Thu Aug 14 01:07:48 EDT 2003

Harry George <harry.g.george at boeing.com> wrote in message news:<xqxekzpa45k.fsf at cola2.ca.boeing.com>...
> Paul Miller <paul at fxtech.com> writes:
> 
> Switching to
> SAX was a major improvement in mem usage and thus in parse time.
> 

As an alternative you can easily build a custom, lightweight, Object
Model.  I'm using one designed naively to reflect the set of elements
used in the several XML schemas we use.  I use SAX to parse the
document into our object model and have the convenience of programming
with the nicer (in some ways DOM like) interface.

Basically there is a class Element which (since 2.2) is a child of
list.  By convention it can contain either a unicode string (CDATA) or
another element.  The XML attributes can be either stored as a
dictionary or, as I eventually did, directly as attributes of the
class.  Record the parent element (aka location), add some methods
such as nextSibling() etc and you're on your way.

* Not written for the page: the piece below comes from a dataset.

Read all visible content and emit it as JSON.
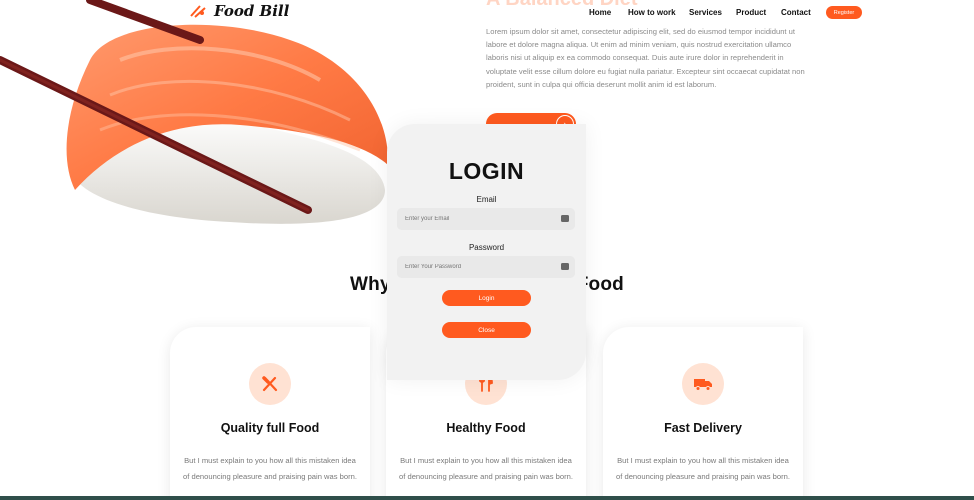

In our case I've adopted a naive approach, ie there is a separate
class for every type of XML element (which all ultimately derive from
Element).  This suffers from being non-general (ie specific, to the
specific set of schema we use), but it has the advantage that you
don't have to look up what kind of Element you are dealing with and
determine what to do with it, but can use polymorphism nicely. 
Further there is no conceptual difference between a chunk of XML, and
the python object structure (ie Elements within Elements) used to
represent it.

It was because Python was so ideally suited to this kind of thing,
that I originally adopted it.  As an aside I wrote an XLST sheet,
which reads the various xml-schema files (I only write DTDs myself,
relying on converters to generate xsd), and writes out the python stub
code, (ie creates the basic class definition for each element adding
the appropriate attributes etc), saving a lot of boring boilerplate
typing and allows for quick and accurate code updates if new
attributes are added to the schema.

Going about it in this kind of way, you get something of much lighter
weight than DOM, but which does have that nice structural (as opposed
to SAX's event-driven) way of working with XML.